The Court’s confusion between significance probability (1 – α)% and posterior probability based upon all the evidence, as well as its confusion between differential diagnosis and evidence-based assessments of general causation, allowed the Court to take a short way with medical causation evidence. The denial of scientific due process followed inevitably.
III. The Court Abandoned All Gatekeeping for Expert Witness Opinion Testimony
The Anderson Court suggested that gatekeeping was required by Washington’s continued adherence to the stringent Frye test, but the Court then created an exception bigger than the rule:
“Once a methodology is accepted in the scientific community, then application of the science to a particular case is a matter of weight and admissibility under ER 702, the Frye test is only implicated where the opinion offered is based upon novel science. It applies where either the theory and technique or method of arriving at the data relied upon is so novel that it is not generally accepted by the relevant scientific community. There is nothing novel about the theory that organic solvent exposure may cause brain damage and encephalopathy. See, e.g., Berry v. CSX Transp., Inc., 709 So. 2d 552, 568 & n.12, 571-72 (Fla. Dist. Ct. App. 1998) (surveying medical literature). Nor does it appear that there is anything novel about the methods of the study about which Dr. Khattak wrote. Khattak, supra, at 1106. Frye does not require that the specific conclusions drawn from the scientific data upon which Dr. Khatta relied be generally accepted in the scientific community. Frye does not require every deduction drawn from generally accepted theories to be generally accepted.”
Slip op. at 18-19 (internal citations omitted).

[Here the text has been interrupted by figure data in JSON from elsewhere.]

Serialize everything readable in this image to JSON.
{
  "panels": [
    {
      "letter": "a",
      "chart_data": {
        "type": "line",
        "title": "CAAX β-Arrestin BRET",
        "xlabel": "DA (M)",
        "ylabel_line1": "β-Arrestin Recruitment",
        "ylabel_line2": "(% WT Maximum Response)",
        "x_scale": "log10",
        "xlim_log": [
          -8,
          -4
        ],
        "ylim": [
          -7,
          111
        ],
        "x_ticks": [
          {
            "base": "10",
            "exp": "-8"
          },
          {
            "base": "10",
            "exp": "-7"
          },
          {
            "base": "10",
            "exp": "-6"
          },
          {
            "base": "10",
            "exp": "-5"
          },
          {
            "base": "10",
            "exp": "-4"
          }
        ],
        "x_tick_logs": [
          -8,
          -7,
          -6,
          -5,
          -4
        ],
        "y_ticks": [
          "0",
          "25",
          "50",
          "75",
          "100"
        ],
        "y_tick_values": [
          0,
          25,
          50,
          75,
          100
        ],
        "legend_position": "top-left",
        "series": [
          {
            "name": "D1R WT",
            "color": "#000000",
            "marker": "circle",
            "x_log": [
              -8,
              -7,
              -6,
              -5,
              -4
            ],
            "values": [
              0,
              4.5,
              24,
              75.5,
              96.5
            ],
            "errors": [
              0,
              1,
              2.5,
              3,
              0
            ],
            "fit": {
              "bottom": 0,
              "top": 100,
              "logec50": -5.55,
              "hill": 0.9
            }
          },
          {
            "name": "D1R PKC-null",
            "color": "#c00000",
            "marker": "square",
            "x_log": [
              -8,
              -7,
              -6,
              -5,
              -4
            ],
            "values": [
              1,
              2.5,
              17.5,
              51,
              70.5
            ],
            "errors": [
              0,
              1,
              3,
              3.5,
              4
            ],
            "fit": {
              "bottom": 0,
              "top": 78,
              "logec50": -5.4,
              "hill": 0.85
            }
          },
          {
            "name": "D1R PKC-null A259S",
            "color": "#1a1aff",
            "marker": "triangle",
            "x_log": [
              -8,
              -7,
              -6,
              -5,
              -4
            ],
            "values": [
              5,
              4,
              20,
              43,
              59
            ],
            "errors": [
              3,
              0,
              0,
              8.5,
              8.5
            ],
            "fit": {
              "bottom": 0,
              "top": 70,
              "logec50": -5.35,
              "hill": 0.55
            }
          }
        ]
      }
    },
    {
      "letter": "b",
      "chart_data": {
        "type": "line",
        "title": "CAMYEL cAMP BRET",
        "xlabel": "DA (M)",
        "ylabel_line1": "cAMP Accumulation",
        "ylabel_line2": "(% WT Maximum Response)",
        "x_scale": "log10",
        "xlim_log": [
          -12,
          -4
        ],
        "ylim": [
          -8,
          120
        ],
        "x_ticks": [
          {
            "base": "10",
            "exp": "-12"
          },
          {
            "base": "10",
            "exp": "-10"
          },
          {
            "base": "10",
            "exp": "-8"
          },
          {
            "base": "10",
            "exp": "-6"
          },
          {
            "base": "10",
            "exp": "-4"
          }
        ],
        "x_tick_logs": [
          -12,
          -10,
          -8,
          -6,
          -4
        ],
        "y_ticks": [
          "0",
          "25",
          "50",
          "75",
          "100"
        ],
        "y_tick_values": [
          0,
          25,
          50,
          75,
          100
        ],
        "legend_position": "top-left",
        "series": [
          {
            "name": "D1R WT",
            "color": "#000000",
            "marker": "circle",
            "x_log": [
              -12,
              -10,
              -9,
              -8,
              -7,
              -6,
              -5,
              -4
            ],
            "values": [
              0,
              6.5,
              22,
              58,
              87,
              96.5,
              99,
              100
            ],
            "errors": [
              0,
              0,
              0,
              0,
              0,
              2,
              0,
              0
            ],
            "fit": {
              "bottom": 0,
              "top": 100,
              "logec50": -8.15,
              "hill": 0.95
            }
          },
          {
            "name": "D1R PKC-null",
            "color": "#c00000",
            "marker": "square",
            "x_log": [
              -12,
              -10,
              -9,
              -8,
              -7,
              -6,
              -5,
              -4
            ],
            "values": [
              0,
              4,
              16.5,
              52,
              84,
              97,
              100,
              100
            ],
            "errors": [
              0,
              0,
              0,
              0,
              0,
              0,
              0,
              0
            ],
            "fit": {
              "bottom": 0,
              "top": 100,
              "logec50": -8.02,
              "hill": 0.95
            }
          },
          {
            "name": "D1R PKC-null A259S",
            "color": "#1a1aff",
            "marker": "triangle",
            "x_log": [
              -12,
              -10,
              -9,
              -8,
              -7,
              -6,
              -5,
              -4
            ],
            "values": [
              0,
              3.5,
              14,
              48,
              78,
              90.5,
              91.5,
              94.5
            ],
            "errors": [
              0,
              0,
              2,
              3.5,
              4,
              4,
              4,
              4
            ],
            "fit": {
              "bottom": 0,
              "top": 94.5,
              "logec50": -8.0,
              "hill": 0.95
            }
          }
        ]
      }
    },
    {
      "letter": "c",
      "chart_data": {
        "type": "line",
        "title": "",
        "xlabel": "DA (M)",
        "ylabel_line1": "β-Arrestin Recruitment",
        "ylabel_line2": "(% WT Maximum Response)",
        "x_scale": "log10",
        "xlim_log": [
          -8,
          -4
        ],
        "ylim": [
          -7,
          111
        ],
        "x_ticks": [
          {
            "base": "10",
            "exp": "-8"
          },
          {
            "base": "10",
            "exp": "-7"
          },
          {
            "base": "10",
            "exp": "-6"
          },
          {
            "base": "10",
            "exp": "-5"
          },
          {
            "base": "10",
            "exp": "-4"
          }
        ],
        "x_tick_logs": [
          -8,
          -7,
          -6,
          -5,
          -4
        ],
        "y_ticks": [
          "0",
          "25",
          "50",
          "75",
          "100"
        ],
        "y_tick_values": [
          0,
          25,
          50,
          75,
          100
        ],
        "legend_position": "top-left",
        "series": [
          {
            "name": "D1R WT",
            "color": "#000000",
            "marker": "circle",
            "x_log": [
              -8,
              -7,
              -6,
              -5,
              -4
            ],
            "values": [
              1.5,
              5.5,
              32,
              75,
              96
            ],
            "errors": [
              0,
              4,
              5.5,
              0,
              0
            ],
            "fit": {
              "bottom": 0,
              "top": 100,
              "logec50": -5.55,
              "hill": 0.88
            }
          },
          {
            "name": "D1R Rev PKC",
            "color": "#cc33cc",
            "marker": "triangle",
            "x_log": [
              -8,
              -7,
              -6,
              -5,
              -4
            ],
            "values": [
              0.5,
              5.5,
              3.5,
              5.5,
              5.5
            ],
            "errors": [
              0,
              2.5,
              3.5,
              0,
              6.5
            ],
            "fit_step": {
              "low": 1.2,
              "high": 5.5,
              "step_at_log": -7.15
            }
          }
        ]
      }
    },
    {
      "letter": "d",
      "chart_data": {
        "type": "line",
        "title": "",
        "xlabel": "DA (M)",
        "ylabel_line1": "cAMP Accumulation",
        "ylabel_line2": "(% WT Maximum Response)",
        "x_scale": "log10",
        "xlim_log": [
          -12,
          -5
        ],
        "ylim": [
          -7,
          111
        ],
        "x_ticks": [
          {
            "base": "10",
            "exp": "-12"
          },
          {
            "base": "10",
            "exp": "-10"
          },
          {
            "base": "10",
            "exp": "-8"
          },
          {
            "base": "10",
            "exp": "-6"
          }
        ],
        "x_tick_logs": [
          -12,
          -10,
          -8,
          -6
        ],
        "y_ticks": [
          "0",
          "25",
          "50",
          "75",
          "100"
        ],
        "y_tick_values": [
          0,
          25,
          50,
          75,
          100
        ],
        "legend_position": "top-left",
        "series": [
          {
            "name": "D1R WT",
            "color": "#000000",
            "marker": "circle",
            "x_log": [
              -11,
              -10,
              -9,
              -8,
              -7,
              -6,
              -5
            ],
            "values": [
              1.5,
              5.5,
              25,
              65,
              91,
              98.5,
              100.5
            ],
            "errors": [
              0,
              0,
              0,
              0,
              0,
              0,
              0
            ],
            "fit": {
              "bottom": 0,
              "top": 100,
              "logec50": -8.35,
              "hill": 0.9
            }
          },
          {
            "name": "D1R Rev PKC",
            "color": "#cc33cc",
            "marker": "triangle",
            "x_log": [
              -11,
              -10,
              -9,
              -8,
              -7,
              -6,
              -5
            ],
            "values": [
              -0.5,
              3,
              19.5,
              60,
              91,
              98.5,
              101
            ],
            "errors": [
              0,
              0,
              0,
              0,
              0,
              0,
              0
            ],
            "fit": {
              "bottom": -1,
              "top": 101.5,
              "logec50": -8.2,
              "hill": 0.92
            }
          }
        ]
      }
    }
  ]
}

By excepting the specific inferences and conclusions from judicial review, the Court has sanctioned any nonsense as long as the expert witness can proclaim that he used the methods of “toxicology,” or of “epidemiology,” or some other generally accepted branch of science. The Court left no room to challenge whether the claim is correct at any other than the most general level. The studies cited in support of a causation may completely lack internal or external validity, but if they are of a class of studies that are “scientific,” and purport to use a method that is generally accepted (e.g., cohort or case-control studies), then the inquiry is over. Indeed, the Court left no room at all for challenges to expert witnesses who give dubious opinions about medical causation.
IV. Fault Issues
Not content to banish science from the judicial assessment of scientific causality judgments, the Anderson Court went further to take away any defense based upon the mother’s fault in engaging in unprotected mixing of paints while pregnant, or the mother’s fault in smoking while pregnant. Slip op. at 20. Suing the mother as a tortfeasor may not be an attractive litigation option to the defendant in a case arising out of workplace exposure to an alleged teratogen, but clearly the mother could be at fault with respect to the causation of her child’s harm. She was in charge of environmental health and safety, and she may well have been aware of the hazards of solvent exposures. In this case, there were grounds to assert the mother’s fault both in failing to comply with workplace safety rules, and in smoking during her pregnancy (assuming that there was evidence, at the same level as paint fumes, for the teratogenicity of smoking).